San
Antonio de Areco. Autoboutique es el nombre del nuevo
emprendimiento que inicia Alfonso De Lellis en un espacio físico muy preciado
para él, ya que en el lugar funcionaba la antigua tornería de su abuelo Bigliardi,
“Chino y Mario”, Arellano 428, donde desde ahora ofrece accesorios y repuestos
de vehículos. La inauguración oficial se realizó el sábado 24 de marzo a las
20:30.
Los productos
Los productos
Autoboutique tendrá a la venta accesorios de
camionetas, de autos, jaulas, defensas, cobertores, enganches, fundas,
elementos de seguridad, alarmas, sensores de estacionamiento, algo de
autopartes, entre muchísimas cosas. “El rubro es muy amplio”, reconoció
Alfonso, por lo que comprende que es muy difícil contar con todo en un
comienzo, pero por otro lado ofrece el servicio de conseguir lo que el cliente
solicite. Está organizado a viajar diariamente para satisfacer los pedidos del
cliente y así facilitarle las cosas.
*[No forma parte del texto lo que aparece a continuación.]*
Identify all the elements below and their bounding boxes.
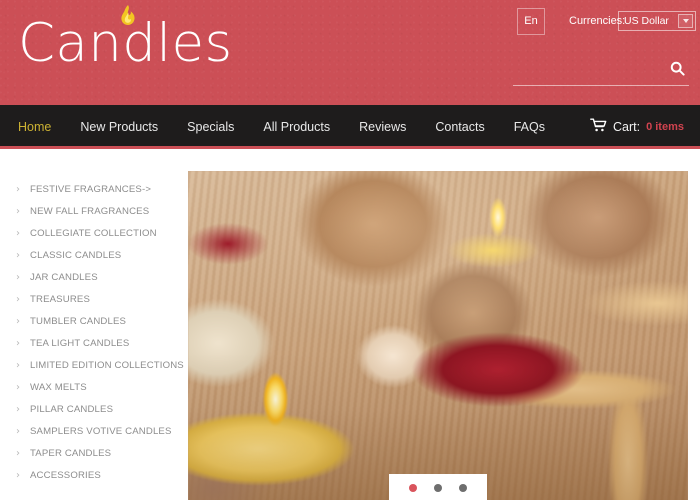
cart-widget[interactable]: Cart: 0 items bbox=[590, 105, 684, 149]
sidebar-item-label: TREASURES bbox=[30, 293, 90, 305]
sidebar-item-label: WAX MELTS bbox=[30, 381, 87, 393]
sidebar-item-samplers-votive-candles[interactable]: › SAMPLERS VOTIVE CANDLES bbox=[0, 420, 188, 442]
sidebar-item-tumbler-candles[interactable]: › TUMBLER CANDLES bbox=[0, 310, 188, 332]
chevron-right-icon: › bbox=[16, 293, 20, 305]
currency-selected-value: US Dollar bbox=[624, 15, 669, 27]
sidebar-item-festive-fragrances[interactable]: › FESTIVE FRAGRANCES-> bbox=[0, 178, 188, 200]
sidebar-item-label: COLLEGIATE COLLECTION bbox=[30, 227, 157, 239]
chevron-right-icon: › bbox=[16, 183, 20, 195]
site-header: Candles En Currencies: US Dollar bbox=[0, 0, 700, 105]
slider-dot-3[interactable] bbox=[459, 484, 467, 492]
chevron-right-icon: › bbox=[16, 403, 20, 415]
sidebar-item-tea-light-candles[interactable]: › TEA LIGHT CANDLES bbox=[0, 332, 188, 354]
sidebar-item-label: JAR CANDLES bbox=[30, 271, 98, 283]
sidebar-item-label: TAPER CANDLES bbox=[30, 447, 112, 459]
chevron-right-icon: › bbox=[16, 271, 20, 283]
search-input[interactable] bbox=[513, 58, 661, 84]
sidebar-item-label: TEA LIGHT CANDLES bbox=[30, 337, 130, 349]
sidebar-item-classic-candles[interactable]: › CLASSIC CANDLES bbox=[0, 244, 188, 266]
slider-dot-2[interactable] bbox=[434, 484, 442, 492]
sidebar-item-label: NEW FALL FRAGRANCES bbox=[30, 205, 150, 217]
chevron-right-icon: › bbox=[16, 249, 20, 261]
chevron-right-icon: › bbox=[16, 227, 20, 239]
sidebar-item-label: CLASSIC CANDLES bbox=[30, 249, 122, 261]
shopping-cart-icon bbox=[590, 118, 607, 137]
nav-item-new-products[interactable]: New Products bbox=[80, 120, 158, 134]
language-selector[interactable]: En bbox=[517, 8, 545, 35]
slider-dot-1[interactable] bbox=[409, 484, 417, 492]
nav-links: Home New Products Specials All Products … bbox=[18, 105, 574, 149]
sidebar-item-wax-melts[interactable]: › WAX MELTS bbox=[0, 376, 188, 398]
chevron-right-icon: › bbox=[16, 425, 20, 437]
chevron-right-icon: › bbox=[16, 447, 20, 459]
nav-item-home[interactable]: Home bbox=[18, 120, 51, 134]
sidebar-item-label: LIMITED EDITION COLLECTIONS bbox=[30, 359, 184, 371]
currency-select[interactable]: US Dollar bbox=[618, 11, 696, 31]
sidebar-item-label: ACCESSORIES bbox=[30, 469, 101, 481]
sidebar-item-limited-edition-collections[interactable]: › LIMITED EDITION COLLECTIONS bbox=[0, 354, 188, 376]
currency-label: Currencies: bbox=[569, 15, 626, 27]
sidebar-item-taper-candles[interactable]: › TAPER CANDLES bbox=[0, 442, 188, 464]
main-navigation: Home New Products Specials All Products … bbox=[0, 105, 700, 149]
slider-pagination bbox=[389, 474, 487, 500]
hero-slider[interactable] bbox=[188, 171, 688, 500]
chevron-down-icon[interactable] bbox=[678, 14, 693, 28]
search-box bbox=[513, 58, 689, 86]
hero-image bbox=[188, 171, 688, 500]
sidebar-item-new-fall-fragrances[interactable]: › NEW FALL FRAGRANCES bbox=[0, 200, 188, 222]
sidebar-item-label: PILLAR CANDLES bbox=[30, 403, 114, 415]
nav-item-contacts[interactable]: Contacts bbox=[435, 120, 484, 134]
sidebar-item-label: SAMPLERS VOTIVE CANDLES bbox=[30, 425, 172, 437]
search-button[interactable] bbox=[665, 58, 689, 82]
chevron-right-icon: › bbox=[16, 337, 20, 349]
nav-item-specials[interactable]: Specials bbox=[187, 120, 234, 134]
nav-item-all-products[interactable]: All Products bbox=[263, 120, 330, 134]
sidebar-item-jar-candles[interactable]: › JAR CANDLES bbox=[0, 266, 188, 288]
chevron-right-icon: › bbox=[16, 381, 20, 393]
sidebar-item-treasures[interactable]: › TREASURES bbox=[0, 288, 188, 310]
chevron-right-icon: › bbox=[16, 315, 20, 327]
nav-item-faqs[interactable]: FAQs bbox=[514, 120, 545, 134]
sidebar-item-label: TUMBLER CANDLES bbox=[30, 315, 127, 327]
cart-item-count: 0 items bbox=[646, 121, 684, 133]
search-icon bbox=[670, 61, 685, 79]
sidebar-item-pillar-candles[interactable]: › PILLAR CANDLES bbox=[0, 398, 188, 420]
flame-icon bbox=[117, 4, 139, 30]
category-sidebar: › FESTIVE FRAGRANCES-> › NEW FALL FRAGRA… bbox=[0, 149, 188, 486]
chevron-right-icon: › bbox=[16, 359, 20, 371]
chevron-right-icon: › bbox=[16, 205, 20, 217]
page-content: › FESTIVE FRAGRANCES-> › NEW FALL FRAGRA… bbox=[0, 149, 700, 500]
sidebar-item-accessories[interactable]: › ACCESSORIES bbox=[0, 464, 188, 486]
sidebar-item-collegiate-collection[interactable]: › COLLEGIATE COLLECTION bbox=[0, 222, 188, 244]
nav-item-reviews[interactable]: Reviews bbox=[359, 120, 406, 134]
chevron-right-icon: › bbox=[16, 469, 20, 481]
sidebar-item-label: FESTIVE FRAGRANCES-> bbox=[30, 183, 152, 195]
cart-label: Cart: bbox=[612, 120, 641, 134]
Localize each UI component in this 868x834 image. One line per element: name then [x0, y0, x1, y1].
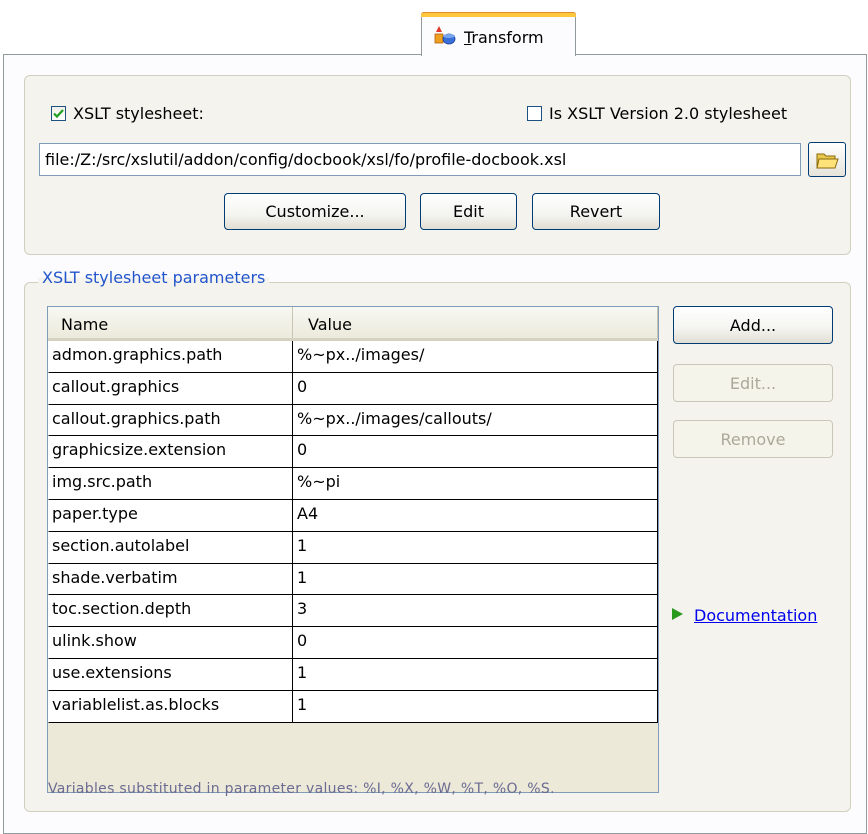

El objetivo que persigue es “cumplir con
la gente”.
“Contamos con más de veinte proveedores y
tratamos de conseguir la mejor calidad, la época es mala para arrancar por el
tema del importado, más que nada los autos de alta gama, lo que sería estética
se consigue casi todo, la cuestión es principalmente la parte electrónica, no es imposible pero se
tarda un poco más”, señaló.
El nombre ya indica una tendencia, no
desestima la parte estética del automóvil y por eso lo asocia con el concepto
de boutique en la moda. Trabajará con tarjetas de crédito y débito. El teléfono
para consultas es el 02306 455908.
Además de ofrecer estacionamiento cubierto
para su clientela, ha incorporado cocheras para estacionamiento mensual, en
este momento tiene capacidad para ocho autos con opción a diez más, “con
seguro, habilitación municipal, todo está en regla”.
El
encanto del pasado
En cuanto al proyecto en sí, comenzó la tarea
de refacción de la antigua tornería de su abuelo Bigliardi, hace un año ya, “me
trae muchos recuerdos. Siempre quería hacer esto. Un día, reunido con mi
familia les comenté la intención y
estuvieron de acuerdo en que el lugar es ideal era este local”. Hizo un trabajo
profundo, “quedaron las paredes y el techo, traté de mantener todo como estaba
en su origen, dejando el torno en su lugar”.
Alfonso agradece a su familia y amigos porque
fue gracias a su apoyo y colaboración que llegó hasta este momento de
inaugurar, “me dieron el empujón, me ayudaban trabajando, si no hubiera tardado
mucho más o no hubiera podido hacerlo por los costos”.